Running through scenarios will help avoid such unforeseen issues, as well as ensuring maximum preparedness across the entire operation.
Those in the know often find efficiency through innovation
Using state-of-the-art tools and keeping pace with new and exciting technical trends can give you a huge edge on competitors who are stuck in their ways. Many green energy approaches, for example, produce huge efficiency gains both in how they are implemented and how they use energy.
Ultimately, efficiency often comes down to how engineers think about their work: discerning what is and is not necessary and being willing to challenge conventions can produce not only more efficient, but more effective ways of working.
Moving forward, we’re going to need far more of this kind of thinking in the sector.
Planning for effectiveness is a no-brainer: clearly, any good engineer should be looking to produce the best results possible. However, most projects could be improved with better planning and more clarity about the ultimate end goal.

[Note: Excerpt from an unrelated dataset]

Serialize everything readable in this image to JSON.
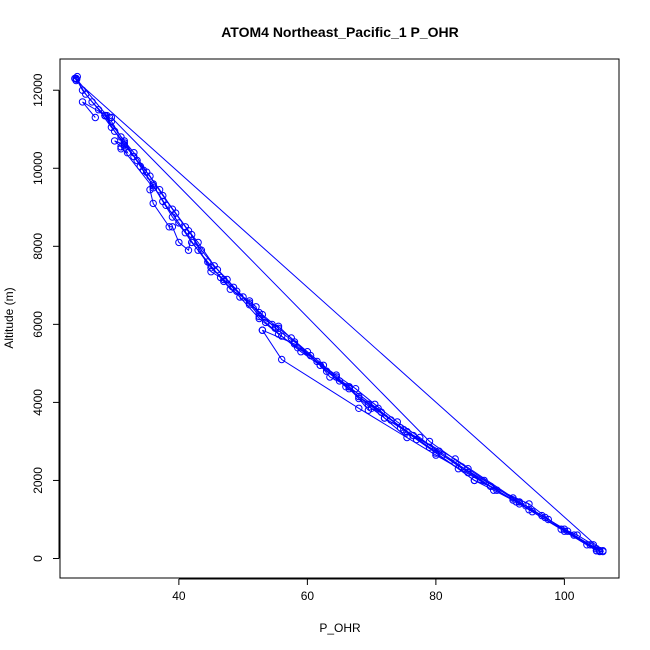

This is about communication, identification and lateral thinking: having a clear understanding of how the finished system needs to operate will help prioritise resources and encourage engineers to think intelligently about the process they undergo.
It is vital that we take a long term view
Effectiveness is not simply about getting a project signed off or being happy with yourself after you’ve finished a bit of work – it’s about robust, consistent and above all functional systems.
Factoring in things like wear and tear or how systems might be overhauled in the future will give a clearer view of the long term needs of a project; ultimately, it will help produce more satisfactory results.
Similarly, having a clear understanding of the market – the tools and accessories available, the new processes and practises being developed – will help engineers make better decisions about what they use and how they work.
If the global pandemic has taught us anything, it is the urgent importance of contingency planning. While efficiency and effectiveness are unquestionably important, any planning that fails to take into account unexpected problems, risks leaving projects unimaginably vulnerable.
Contingency planning really comes down to a simple observation: we never know everything about anything, and every situation contains far more possibilities than we can reasonably anticipate.
Given this, it might seem like a lost cause: how can we plan for something if we don’t know what it is?
While a reasonable concern, this slightly misses the point: contingency planning isn’t about planning for anything specific unexpected occurrence. Instead, it’s about being antifragile: maintaining reserves of time, resources and financial means to cope with the unexpected - whatever that happens to be.
Having an emergency stock of accessories and tools is a simple but effective way of doing this
It isn’t about having any specific product; it’s about being prepared for any potential outcome and making an educated guess as to what could conceivably be needed. You obviously can’t keep every product on the market in stock, but at least a small collection of essentials will almost inevitably prove a solid investment.
Contingency planning is often overlooked in this regard because it’s tough to justify seemingly unnecessary expenditure. But the reality is, the costs of not having what is needed far outweigh the costs of potentially overspending.
As budgets tighten and new challenges emerge, what is and isn’t ‘necessary’ will continue to be debated.
One thing’s for sure, though: the value of proper planning is only going to increase.